I have developed (or perhaps caught) the recyclers’ instinct. It is like a rather rubbish (ha ha—that joke never gets old) sixth sense which, somewhat unfortunately, is attuned to finding rubbish even where there isn’t any. Today, it got me twice, and, like an anagram of a Sith Lord, I used its Force to detect nonexistent litter.

First came the whiff of alcohol—“Aha!” exclaimed the italicised voice in my mind, “Where there’s booze, there’s all kinds of debris! Cans, bottles, paper cups…”—I whirled around, eyes on the floor, scanning—nothing, what could be wrong?!—aaaah, I had let my bag fall open on the ground, and from thence had the distracting aroma of day-old beer dregs ascended into my waiting nostrils. Disappointment gripped me like a hunter cruelly foiled in pursuit of his quarry. I began to wish that, like my anagrammatised namesake, I could launch lightning from my fingers and punish those around me for this humiliation.

The next clue was in a different field entirely. On the floor, I spotted a plastic bottle top! “It’s a logical impossibility (well, almost…it’s pretty unlikely, anyway) that that should be an orphan bottle top!” For several seconds my eyes flitted over grass and mud in search of a mother bottle, perhaps a Sprite or 7UP judging by the faintly green colouration, then, nothing. A feeling of dull emptiness like my very soul had been snatched from me. I picked up the somewhat disappointing bottle-top (only worth one point) and headed on my way.

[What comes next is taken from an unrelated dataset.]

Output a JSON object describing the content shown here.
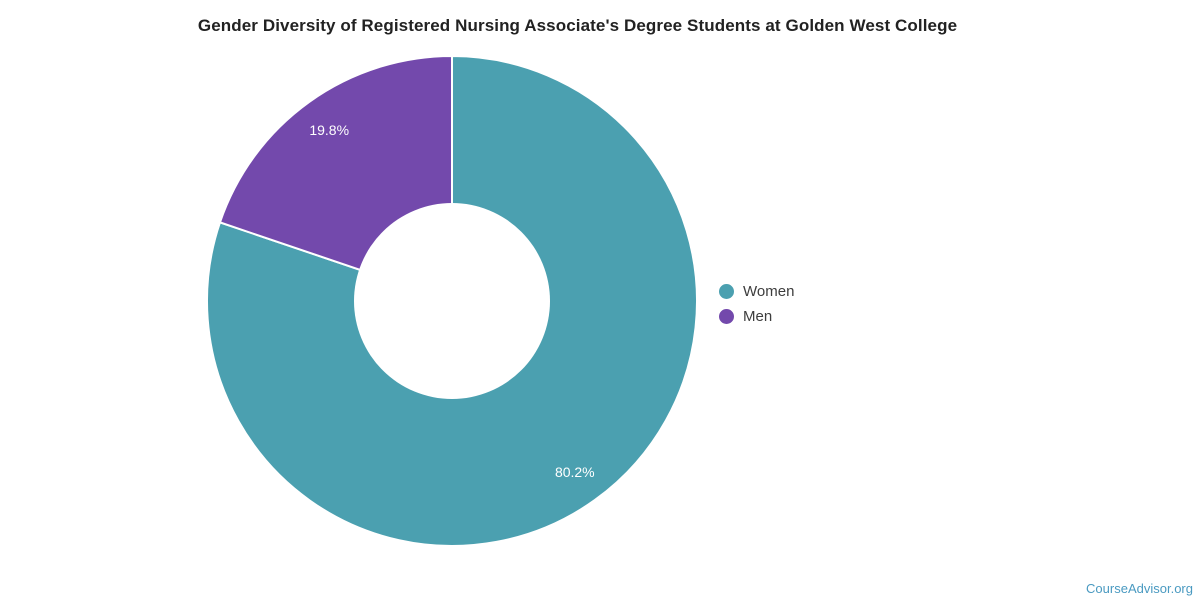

The instinct’s other side-effect is that it is now quite impossible to set eyes on crap on the floor without instantaneously classifying it by what colour of bag it should be dropped into. Bottles and cans are recyclables—classic green bag stuff—whilst food waste and paper should be deposited in one of the strangely-silky biodegradable white bags—the least fun, both for their unconventional texture, and the kind of greasy, yucky stuff you have to put into them. Whatever’s left, the barren wasteland outside the recycling Venn diagram, is lobbed into a black bag.

My vision became somewhat like Arnie’s in The Terminator; rubbish would immediately be surrounded by a little green box, under which a blinking cursor paused momentarily, before identifying it and suggesting which bag to put it in with a satisfying beep.

My sixth sense beeped throughout Shirley Bassey’s performance. I think she was green bag.